Today is the Feast of St. Agnes of Rome, who was born in 291 and died a martyr in 304, just 12 years old. Agnes was very beautiful and belonged to a wealthy family. Her hand in marriage was highly sought after, and she had many high ranking men chasing after her. However, Agnes made a promise to God never to stain her purity. Her love for the Lord was great and she hated sin even more than death!

Whenever a man wished to marry Agnes, she would always say, “Jesus Christ is my only Spouse.”

It is believed that the Governor’s son, became very angry when she refused him. He tried to win her for his wife with rich gifts and promises, but the beautiful young girl kept saying, “I am already promised to the Lord of the Universe. He is more splendid than the sun and the stars, and He has said He will never leave me!”

In great anger, he accused her of being a Christian and brought her to his father, the Governor. The Governor promised Agnes wonderful gifts if she would only deny God, but she refused. He tried to change her mind by sending her to a brothel, but men who attempted to violate her virginity were struck blind. 

Agnes was condemned to death for her faith, but she was as happy as a bride on her wedding day. She did not pay attention to those who begged her to save herself and worship at a pagan altar. “I would offend my Spouse,” she said, “if I were to try to please you. He chose me first and He shall have me!” Then she prayed and bowed her head for the death-stroke of the sword. 

St. Agnes is widely known as the patron saint of young girls. She is also the patron saint of chastity and rape survivors. 

She is also the patroness of Christian virtue that is confronted by political and social violence. As such, it seems to me that we should earnestly invoke her prayers for the Church in this time when our secular culture of death is so violently opposed to our Christian values, especially the preeminent moral value of the sanctity of life.

Tomorrow marks the 48th anniversary of the tragic Supreme Court decision legalizing abortion in the United States. Let us invoke the intercession of St. Agnes that this heinous law might one day be overturned. Let us not lose hope and remain faithful to the cause of protecting all life, even when we may be tempted to despair by the election of a President who promises to expand abortion rights. 

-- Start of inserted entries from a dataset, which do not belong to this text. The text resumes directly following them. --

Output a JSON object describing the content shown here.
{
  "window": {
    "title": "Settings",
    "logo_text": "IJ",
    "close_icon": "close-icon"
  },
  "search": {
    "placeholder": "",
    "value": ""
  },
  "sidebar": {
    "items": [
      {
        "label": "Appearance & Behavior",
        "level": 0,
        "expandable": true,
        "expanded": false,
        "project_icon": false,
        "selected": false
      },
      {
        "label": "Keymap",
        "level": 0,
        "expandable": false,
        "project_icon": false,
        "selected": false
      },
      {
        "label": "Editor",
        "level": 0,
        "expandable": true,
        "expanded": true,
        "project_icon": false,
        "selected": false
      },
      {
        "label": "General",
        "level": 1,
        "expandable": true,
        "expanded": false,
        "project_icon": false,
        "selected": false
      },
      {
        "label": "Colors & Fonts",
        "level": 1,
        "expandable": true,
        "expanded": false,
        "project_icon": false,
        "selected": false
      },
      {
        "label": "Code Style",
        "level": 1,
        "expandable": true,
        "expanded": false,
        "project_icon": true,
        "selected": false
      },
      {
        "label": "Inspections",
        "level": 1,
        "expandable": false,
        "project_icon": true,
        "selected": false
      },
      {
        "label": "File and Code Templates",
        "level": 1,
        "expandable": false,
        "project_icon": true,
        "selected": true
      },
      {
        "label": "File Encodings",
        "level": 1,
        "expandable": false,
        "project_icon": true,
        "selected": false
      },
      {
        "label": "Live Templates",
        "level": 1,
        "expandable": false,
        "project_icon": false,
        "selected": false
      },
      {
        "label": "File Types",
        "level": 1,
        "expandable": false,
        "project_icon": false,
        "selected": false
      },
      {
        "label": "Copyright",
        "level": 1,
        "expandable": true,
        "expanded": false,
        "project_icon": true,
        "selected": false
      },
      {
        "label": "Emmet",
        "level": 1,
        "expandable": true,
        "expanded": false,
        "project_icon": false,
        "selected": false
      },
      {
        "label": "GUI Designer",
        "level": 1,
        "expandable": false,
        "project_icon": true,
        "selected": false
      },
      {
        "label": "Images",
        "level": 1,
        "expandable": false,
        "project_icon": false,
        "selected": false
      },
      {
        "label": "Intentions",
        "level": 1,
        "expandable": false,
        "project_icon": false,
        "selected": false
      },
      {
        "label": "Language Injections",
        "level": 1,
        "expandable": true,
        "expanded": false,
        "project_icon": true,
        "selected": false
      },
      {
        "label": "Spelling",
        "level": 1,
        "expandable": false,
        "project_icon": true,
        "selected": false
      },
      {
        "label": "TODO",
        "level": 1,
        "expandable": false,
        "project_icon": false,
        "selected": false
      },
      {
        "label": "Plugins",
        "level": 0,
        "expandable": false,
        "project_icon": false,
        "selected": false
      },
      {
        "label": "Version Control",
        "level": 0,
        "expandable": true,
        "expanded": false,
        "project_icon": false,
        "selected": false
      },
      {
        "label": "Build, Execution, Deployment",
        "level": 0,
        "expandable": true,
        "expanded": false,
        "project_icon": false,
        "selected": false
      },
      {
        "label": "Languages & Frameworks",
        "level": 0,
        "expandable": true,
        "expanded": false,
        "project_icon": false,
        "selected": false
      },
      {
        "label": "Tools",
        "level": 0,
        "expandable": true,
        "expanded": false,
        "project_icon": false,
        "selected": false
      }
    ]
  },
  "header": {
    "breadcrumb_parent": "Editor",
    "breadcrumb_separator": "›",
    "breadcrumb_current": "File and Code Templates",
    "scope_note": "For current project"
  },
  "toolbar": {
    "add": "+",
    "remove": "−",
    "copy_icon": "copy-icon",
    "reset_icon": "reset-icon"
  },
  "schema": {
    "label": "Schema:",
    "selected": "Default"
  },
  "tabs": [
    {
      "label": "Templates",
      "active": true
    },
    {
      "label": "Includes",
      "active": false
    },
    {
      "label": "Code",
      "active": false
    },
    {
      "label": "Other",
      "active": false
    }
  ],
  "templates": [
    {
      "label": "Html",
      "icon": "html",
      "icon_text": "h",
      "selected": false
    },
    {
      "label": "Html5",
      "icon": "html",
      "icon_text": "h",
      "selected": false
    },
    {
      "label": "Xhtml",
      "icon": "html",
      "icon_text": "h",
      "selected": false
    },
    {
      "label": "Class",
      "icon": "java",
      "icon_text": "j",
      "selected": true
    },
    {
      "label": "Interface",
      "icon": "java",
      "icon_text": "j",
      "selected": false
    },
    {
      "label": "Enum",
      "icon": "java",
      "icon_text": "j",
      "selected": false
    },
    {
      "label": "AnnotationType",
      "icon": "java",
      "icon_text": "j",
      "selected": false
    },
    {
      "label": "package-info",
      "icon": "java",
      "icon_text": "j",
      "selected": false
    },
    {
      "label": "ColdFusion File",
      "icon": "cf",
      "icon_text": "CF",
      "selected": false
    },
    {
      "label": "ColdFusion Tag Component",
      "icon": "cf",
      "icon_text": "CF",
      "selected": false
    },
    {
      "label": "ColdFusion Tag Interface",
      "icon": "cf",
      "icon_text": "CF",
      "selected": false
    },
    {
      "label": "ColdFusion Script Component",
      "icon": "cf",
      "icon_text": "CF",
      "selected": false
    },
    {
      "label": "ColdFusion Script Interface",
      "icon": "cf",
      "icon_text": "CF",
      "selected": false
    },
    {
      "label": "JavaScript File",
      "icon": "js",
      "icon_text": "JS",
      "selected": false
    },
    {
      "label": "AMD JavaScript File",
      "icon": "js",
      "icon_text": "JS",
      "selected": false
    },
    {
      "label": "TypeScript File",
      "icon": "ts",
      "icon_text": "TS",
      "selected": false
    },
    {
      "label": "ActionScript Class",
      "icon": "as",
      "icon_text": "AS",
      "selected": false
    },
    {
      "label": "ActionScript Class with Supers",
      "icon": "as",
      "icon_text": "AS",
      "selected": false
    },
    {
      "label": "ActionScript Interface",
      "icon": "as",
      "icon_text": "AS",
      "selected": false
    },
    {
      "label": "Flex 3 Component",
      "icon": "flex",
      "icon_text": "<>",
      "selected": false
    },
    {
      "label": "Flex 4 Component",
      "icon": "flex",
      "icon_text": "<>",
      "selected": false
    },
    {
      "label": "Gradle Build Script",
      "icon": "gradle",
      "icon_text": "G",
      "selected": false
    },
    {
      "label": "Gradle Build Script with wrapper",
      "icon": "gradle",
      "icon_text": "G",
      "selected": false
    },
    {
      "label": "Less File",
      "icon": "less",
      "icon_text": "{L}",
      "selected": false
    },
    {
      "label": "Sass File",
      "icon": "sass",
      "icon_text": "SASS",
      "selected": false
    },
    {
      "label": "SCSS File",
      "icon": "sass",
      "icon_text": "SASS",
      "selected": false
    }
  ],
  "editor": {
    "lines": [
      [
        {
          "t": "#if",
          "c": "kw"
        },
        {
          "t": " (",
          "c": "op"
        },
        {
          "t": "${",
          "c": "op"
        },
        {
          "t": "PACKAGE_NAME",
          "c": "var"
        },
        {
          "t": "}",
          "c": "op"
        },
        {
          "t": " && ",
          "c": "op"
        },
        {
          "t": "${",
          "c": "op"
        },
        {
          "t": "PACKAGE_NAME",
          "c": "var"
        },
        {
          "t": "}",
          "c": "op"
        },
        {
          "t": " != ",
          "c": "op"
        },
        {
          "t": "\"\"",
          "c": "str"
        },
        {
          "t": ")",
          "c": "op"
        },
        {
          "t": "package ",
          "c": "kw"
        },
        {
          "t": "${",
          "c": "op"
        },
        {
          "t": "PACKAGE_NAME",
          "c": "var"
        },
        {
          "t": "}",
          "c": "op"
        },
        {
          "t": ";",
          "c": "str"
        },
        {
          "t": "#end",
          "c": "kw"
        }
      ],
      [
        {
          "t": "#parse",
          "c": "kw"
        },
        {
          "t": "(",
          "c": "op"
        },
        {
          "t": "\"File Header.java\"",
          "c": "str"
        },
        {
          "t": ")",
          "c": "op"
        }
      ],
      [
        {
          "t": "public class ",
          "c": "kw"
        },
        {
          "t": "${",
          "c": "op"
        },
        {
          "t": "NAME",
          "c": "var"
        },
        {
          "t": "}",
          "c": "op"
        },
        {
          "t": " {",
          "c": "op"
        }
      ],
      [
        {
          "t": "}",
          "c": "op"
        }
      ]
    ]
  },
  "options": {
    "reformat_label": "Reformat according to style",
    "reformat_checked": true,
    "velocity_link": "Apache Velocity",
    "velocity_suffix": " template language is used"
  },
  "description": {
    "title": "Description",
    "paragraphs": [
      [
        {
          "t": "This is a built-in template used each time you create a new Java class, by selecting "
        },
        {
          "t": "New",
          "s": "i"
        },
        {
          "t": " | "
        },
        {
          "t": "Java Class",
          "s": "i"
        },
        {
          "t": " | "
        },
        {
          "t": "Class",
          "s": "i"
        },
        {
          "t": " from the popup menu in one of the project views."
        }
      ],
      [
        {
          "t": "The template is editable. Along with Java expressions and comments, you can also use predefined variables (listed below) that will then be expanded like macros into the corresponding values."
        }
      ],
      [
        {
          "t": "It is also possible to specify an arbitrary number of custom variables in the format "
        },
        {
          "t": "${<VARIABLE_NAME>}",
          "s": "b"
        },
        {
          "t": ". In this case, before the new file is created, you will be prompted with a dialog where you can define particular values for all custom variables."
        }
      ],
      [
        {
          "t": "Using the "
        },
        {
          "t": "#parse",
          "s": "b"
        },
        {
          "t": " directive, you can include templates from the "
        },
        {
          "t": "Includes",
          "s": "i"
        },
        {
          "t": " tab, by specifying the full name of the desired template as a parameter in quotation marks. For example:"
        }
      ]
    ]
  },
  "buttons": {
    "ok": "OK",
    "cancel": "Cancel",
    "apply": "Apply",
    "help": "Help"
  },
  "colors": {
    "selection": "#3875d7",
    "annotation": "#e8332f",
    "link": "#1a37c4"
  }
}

May God bless all of us who labor to protect life. Let us never lose hope that one day the evil of abortion will be defeated. 

As we are told in our first reading today, we have a High Priest who has taken His seat at the right hand of the throne of the Majesty in heaven. Because of Jesus, the eternal High Priest, deliverer from demons and victor over death, hope springs eternal. 

Because of Jesus, the final word will not be death but life eternal, not abortion but adoption as God’s children, not sin but salvation. Remain hopeful and never cease praying that our culture of death will one day be overcome by a culture of life.

Jesus, I Trust in You. St. Agnes, pray for us.